Chances are that if you are a user of the Google-owned driving navigation app, Waze, then hackers are probably tracking each and every one of your movements.
A research conducted by researchers at the University of California Santa Barbara discovered a Waze flaw that allowed to create many ghost drivers which could monitor the activity of those around them. The exploit can be used to track users in real time. A professor at the University, Ben Zhao, said the issue was a massive privacy problem.
The attack is similar in character with one that was conducted by Israeli university students, who sent traffic bots using emulators and thereby creating an appearance of a traffic jam. Emulators, however can only create the appearance of a few cars on the Waze system. The new research by the California team can actually create new virtual cars, thousands of them, which can be sent to an area to spy on it.
The group, (Zhao and his team) tried to hack into one of their members’ system with his permission. Zhao explained that the team member drove 20 to 30 miles from where they were and they managed to track his location the whole time he was on the move.
The security researchers are only able to track someone when the app is running in the foreground of the smartphone. Previously they could do it without Waze having to run on the phone, as long as it was in the background.

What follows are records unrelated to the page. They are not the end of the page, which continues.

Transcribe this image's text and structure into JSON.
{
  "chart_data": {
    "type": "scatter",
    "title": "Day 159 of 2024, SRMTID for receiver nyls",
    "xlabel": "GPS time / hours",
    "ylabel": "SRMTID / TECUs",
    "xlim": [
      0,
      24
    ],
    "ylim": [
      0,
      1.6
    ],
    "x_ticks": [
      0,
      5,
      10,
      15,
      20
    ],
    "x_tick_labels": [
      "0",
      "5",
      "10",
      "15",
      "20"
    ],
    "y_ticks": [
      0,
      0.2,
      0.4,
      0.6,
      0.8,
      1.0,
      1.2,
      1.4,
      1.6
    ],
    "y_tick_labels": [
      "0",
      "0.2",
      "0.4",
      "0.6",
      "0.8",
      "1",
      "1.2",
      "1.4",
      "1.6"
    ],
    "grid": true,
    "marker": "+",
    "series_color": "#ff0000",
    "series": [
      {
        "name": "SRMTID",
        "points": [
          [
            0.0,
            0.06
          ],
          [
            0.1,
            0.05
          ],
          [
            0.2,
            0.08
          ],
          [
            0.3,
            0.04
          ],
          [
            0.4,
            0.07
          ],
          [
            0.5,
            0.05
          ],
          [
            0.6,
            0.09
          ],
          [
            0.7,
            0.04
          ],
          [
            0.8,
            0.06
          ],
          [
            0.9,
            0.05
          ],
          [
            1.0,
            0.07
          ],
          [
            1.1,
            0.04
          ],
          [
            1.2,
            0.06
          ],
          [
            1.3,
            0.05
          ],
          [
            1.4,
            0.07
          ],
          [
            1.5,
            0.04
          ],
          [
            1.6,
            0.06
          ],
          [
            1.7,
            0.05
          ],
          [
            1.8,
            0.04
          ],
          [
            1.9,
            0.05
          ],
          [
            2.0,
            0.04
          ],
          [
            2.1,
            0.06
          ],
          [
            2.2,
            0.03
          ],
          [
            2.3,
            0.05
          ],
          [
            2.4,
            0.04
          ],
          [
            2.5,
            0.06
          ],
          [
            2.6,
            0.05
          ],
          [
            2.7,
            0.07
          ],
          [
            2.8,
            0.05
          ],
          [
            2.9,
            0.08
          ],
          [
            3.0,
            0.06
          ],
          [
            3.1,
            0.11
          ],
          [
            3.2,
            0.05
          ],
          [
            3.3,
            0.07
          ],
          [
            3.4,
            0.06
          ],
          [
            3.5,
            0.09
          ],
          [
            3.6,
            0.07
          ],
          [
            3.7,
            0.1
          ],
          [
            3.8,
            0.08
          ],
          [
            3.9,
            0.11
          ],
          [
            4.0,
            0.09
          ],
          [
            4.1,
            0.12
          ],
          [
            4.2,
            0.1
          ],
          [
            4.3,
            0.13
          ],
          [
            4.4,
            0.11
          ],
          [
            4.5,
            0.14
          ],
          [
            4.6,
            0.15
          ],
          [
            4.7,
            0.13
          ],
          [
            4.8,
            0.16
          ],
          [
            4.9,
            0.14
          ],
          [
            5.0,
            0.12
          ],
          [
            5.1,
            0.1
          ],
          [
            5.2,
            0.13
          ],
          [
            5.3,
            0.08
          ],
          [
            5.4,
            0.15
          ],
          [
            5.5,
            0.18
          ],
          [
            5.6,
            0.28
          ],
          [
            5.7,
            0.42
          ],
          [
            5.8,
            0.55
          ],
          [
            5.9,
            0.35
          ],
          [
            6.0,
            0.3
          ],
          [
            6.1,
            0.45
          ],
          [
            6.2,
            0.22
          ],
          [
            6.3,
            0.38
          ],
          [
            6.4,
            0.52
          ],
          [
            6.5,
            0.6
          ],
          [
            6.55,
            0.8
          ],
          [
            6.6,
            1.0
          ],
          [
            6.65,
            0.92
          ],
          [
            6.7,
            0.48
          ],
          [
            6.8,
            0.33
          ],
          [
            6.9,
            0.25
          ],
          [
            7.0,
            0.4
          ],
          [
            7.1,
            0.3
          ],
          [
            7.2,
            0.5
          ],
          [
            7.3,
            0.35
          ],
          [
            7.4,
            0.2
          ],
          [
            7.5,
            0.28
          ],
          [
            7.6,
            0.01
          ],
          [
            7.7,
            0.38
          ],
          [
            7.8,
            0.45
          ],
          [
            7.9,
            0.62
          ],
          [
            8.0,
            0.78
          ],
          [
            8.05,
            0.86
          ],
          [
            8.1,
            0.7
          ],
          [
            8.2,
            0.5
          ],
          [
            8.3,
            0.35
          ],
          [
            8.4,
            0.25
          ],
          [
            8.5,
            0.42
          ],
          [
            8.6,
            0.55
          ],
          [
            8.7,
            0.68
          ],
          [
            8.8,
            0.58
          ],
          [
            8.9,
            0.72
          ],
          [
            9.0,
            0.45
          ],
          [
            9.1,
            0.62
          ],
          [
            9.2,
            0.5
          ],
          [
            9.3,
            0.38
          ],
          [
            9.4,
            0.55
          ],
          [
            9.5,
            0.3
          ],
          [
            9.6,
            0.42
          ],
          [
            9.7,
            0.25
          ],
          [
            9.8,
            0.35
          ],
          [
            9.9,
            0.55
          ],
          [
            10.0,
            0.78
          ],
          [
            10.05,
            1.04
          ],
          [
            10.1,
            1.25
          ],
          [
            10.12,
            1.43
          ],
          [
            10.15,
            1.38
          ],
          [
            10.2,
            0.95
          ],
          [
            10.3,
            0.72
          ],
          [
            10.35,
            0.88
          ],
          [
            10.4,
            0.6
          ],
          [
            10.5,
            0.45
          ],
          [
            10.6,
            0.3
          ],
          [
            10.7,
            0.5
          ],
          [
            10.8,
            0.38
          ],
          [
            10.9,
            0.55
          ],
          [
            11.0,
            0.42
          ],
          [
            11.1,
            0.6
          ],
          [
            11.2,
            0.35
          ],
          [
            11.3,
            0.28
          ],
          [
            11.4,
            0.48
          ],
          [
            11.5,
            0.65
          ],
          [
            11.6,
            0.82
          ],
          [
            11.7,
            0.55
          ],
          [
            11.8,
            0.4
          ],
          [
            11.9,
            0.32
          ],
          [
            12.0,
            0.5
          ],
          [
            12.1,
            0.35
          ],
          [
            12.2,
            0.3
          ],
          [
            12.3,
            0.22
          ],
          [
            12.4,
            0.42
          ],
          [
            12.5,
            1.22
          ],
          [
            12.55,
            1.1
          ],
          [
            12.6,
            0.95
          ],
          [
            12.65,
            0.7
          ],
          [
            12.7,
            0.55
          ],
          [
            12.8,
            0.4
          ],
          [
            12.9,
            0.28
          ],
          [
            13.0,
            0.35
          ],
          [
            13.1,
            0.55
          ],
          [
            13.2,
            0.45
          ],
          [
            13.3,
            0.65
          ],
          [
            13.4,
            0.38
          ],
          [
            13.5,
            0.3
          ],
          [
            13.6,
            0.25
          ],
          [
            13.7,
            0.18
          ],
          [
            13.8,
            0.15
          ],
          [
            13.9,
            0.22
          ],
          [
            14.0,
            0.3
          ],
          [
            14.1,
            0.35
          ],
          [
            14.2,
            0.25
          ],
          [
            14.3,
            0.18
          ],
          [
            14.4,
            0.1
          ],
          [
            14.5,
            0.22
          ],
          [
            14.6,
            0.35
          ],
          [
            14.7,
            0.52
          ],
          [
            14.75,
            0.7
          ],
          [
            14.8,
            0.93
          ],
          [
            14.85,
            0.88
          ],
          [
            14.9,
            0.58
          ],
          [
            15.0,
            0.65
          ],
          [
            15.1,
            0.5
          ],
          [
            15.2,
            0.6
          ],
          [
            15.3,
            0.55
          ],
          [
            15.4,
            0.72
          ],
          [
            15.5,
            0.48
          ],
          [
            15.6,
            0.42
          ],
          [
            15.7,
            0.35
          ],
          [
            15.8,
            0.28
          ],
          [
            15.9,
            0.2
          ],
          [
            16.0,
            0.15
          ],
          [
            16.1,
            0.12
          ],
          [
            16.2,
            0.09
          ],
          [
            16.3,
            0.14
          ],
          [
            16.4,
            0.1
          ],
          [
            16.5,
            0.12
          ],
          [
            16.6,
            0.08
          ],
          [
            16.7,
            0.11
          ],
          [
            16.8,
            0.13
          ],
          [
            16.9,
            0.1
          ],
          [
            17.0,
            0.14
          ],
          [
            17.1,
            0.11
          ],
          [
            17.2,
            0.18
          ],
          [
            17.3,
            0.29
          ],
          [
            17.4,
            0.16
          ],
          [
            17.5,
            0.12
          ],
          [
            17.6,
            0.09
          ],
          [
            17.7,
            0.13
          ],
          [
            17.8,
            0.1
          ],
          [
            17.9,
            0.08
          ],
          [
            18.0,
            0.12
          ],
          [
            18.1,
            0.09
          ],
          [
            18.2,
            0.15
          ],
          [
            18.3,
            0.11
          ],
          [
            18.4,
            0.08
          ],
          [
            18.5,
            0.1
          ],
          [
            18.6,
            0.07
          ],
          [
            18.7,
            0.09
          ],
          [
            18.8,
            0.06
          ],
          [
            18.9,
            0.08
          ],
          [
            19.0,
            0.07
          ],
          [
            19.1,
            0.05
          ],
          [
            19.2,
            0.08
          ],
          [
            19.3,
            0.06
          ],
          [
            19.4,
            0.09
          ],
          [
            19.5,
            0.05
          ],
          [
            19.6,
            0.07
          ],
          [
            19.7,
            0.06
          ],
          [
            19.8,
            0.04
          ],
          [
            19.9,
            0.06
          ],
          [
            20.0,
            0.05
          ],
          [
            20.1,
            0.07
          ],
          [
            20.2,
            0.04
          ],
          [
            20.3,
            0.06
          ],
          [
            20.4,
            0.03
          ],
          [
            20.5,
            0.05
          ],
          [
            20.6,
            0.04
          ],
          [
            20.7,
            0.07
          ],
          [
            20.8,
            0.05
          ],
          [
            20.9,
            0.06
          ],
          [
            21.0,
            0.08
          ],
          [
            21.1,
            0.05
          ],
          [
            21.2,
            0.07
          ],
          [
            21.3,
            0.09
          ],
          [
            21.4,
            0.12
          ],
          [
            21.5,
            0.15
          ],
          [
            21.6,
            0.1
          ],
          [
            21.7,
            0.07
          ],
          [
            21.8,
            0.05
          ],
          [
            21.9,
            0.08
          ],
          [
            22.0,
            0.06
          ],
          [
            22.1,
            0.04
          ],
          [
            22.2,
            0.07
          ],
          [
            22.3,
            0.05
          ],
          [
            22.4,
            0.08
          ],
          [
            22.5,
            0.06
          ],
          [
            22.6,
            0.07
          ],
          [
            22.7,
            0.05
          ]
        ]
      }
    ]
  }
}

Waze is a startup from Israel that was bought by Google back in 2013 for a massive $1.1 billion. Zhao and his team notified the Google team about the vulnerability. Google provided an update which makes the app not run in the background, making it less simple for hackers to track your movements. The update also saves battery life, according to Waze, since the app won’t be running in the background.
A Waze spokesman said, “Waze constantly improves its mechanisms and tools to prevent abuse and misuse. To that end, Waze is regularly in contact with the security and privacy research community—we appreciate their help protecting our users. This group of researchers connected with us in 2014, and we have already addressed some of their claims, implementing safeguards in our system to protect the privacy of our users.”
Zhao also pointed out a worrying point that anyone could be doing what they did in the experiment because the surveillance is undetectable.
The Waze app is designed to showcase your geolocation, therefore, it makes tracking easy. Once you spot someone on the map you can then send ghost cars which can track and follow the person to wherever they are going. Zhao explained that equipped with a countable number of servers he could certainly track everyone in the US.
Zhao’s team also made some traffic jams appear on the Waze app, and they say there was no inconvenience caused as when they saw cars approaching the virtual traffic jam, they immediately removed them.